Upon inspection of the dataframe and the above plot, we would not be able to do an analysis from 2000 to 2018, since a majority of the nations within the above dataframe are missing data for the years 2000 to 2004. An analysis would be possible for any year following 2007.

In [None]:
 # Conduct a preliminary normality check via histogram plots

for i in range(11):

    plt.figure(figsize=(10,5))
    
    plt.hist(wwbi_EU_fem[wwbi_EU_fem.columns[i + 8]], alpha = 0.5, label = wwbi_EU_fem.columns[i + 8])
    plt.title("Female share of private sector - {year}".format(year = wwbi_EU_fem.columns[i + 8]))
    

  

Some of these appear to be vaguely normally distributed.
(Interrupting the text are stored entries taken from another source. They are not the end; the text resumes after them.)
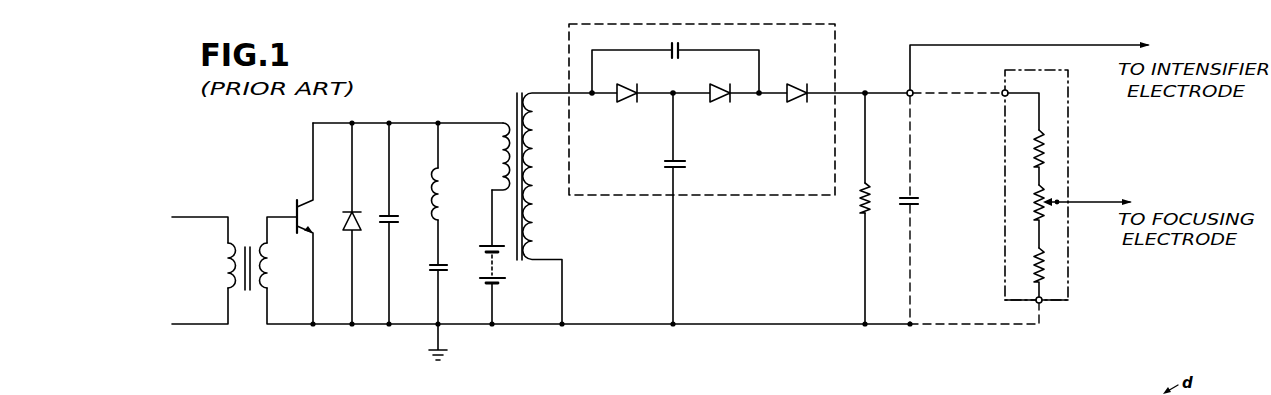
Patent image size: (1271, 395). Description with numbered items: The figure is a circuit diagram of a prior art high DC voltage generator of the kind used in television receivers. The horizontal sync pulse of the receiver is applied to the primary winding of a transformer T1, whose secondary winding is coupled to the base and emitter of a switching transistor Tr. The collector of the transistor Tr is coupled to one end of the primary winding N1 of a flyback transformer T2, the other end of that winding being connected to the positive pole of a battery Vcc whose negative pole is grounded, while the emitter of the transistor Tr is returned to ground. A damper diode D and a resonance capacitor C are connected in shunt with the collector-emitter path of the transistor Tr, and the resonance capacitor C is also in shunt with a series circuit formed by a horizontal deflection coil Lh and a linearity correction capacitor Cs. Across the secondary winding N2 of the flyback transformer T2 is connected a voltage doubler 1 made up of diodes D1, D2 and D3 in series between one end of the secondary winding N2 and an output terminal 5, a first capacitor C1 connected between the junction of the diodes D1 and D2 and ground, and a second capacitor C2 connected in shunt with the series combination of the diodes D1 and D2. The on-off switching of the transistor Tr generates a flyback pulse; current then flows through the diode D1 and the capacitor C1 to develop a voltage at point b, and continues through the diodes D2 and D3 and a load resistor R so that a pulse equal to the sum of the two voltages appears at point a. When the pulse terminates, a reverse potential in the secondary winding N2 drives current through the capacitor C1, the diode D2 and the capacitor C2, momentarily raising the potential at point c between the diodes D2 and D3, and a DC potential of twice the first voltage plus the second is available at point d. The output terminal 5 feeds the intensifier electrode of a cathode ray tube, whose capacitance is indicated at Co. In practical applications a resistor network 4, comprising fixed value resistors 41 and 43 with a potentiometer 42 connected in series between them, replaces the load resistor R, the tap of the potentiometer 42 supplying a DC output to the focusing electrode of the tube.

The transformer T1 is at (245, 235).
The switching transistor Tr is at (294, 202).
The damper diode D is at (355, 211).
The resonance capacitor C is at (392, 212).
The horizontal deflection coil Lh is at (444, 181).
The linearity correction capacitor Cs is at (437, 273).
The primary winding of flyback transformer N1 is at (504, 170).
The battery Vcc is at (476, 268).
The flyback transformer T2 is at (526, 205).
The secondary winding of flyback transformer N2 is at (537, 203).
The voltage doubler 1 is at (838, 52).
The point a is at (583, 88).
The point b is at (671, 90).
The point c is at (758, 100).
The point d is at (867, 88).
The diode D1 is at (627, 100).
The diode D2 is at (718, 100).
The diode D3 is at (790, 85).
The first capacitor C1 is at (684, 163).
The second capacitor C2 is at (680, 50).
The load resistor R is at (858, 205).
The output terminal 5 is at (914, 98).
The capacitance of intensifier electrode Co is at (918, 201).
The resistor network 4 is at (1045, 186).
The fixed value resistor 41 is at (1035, 140).
The potentiometer 42 is at (1035, 195).
The fixed value resistor 43 is at (1035, 258).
To be more certain, we will conduct the normal and Shapiro-Wilks tests for each year. 

In [None]:
# Conduct normality tests for the years 2007 - 2017


for i in range(11):

    print("Normal Test: ", stats.normaltest(wwbi_EU_fem[wwbi_EU_fem.columns[i + 8]]))
    print("Shapiro-Wilks Test: ", stats.shapiro(wwbi_EU_fem[wwbi_EU_fem.columns[i + 8]]))

Hm, it seems that when conducting tests for the years 2007 to 2011, we are unable to obtain a test statistic. This most likely stems from the small sample size for each of those years in the dataset. Thus, for further analysis, we will only consider the years 2012 to 2017.

In [None]:
# Print Shapiro-Wilks and Normal test result statements for the years 2012 - 2017

for i in range(6):

    print("Normal Test {}: ".format(wwbi_EU_fem.columns[i + 13]), stats.normaltest(wwbi_EU_fem[wwbi_EU_fem.columns[i + 13]]))
    print("Shapiro-Wilks Test {}: ".format(wwbi_EU_fem.columns[i + 13]), stats.shapiro(wwbi_EU_fem[wwbi_EU_fem.columns[i + 13]]))

In [None]:
# Check the distributions for kurtosis and skewnes

for i in range(6):

    print("{}: ".format(wwbi_EU_fem.columns[i + 13]),stats.describe(wwbi_EU_fem[wwbi_EU_fem.columns[i + 13]]))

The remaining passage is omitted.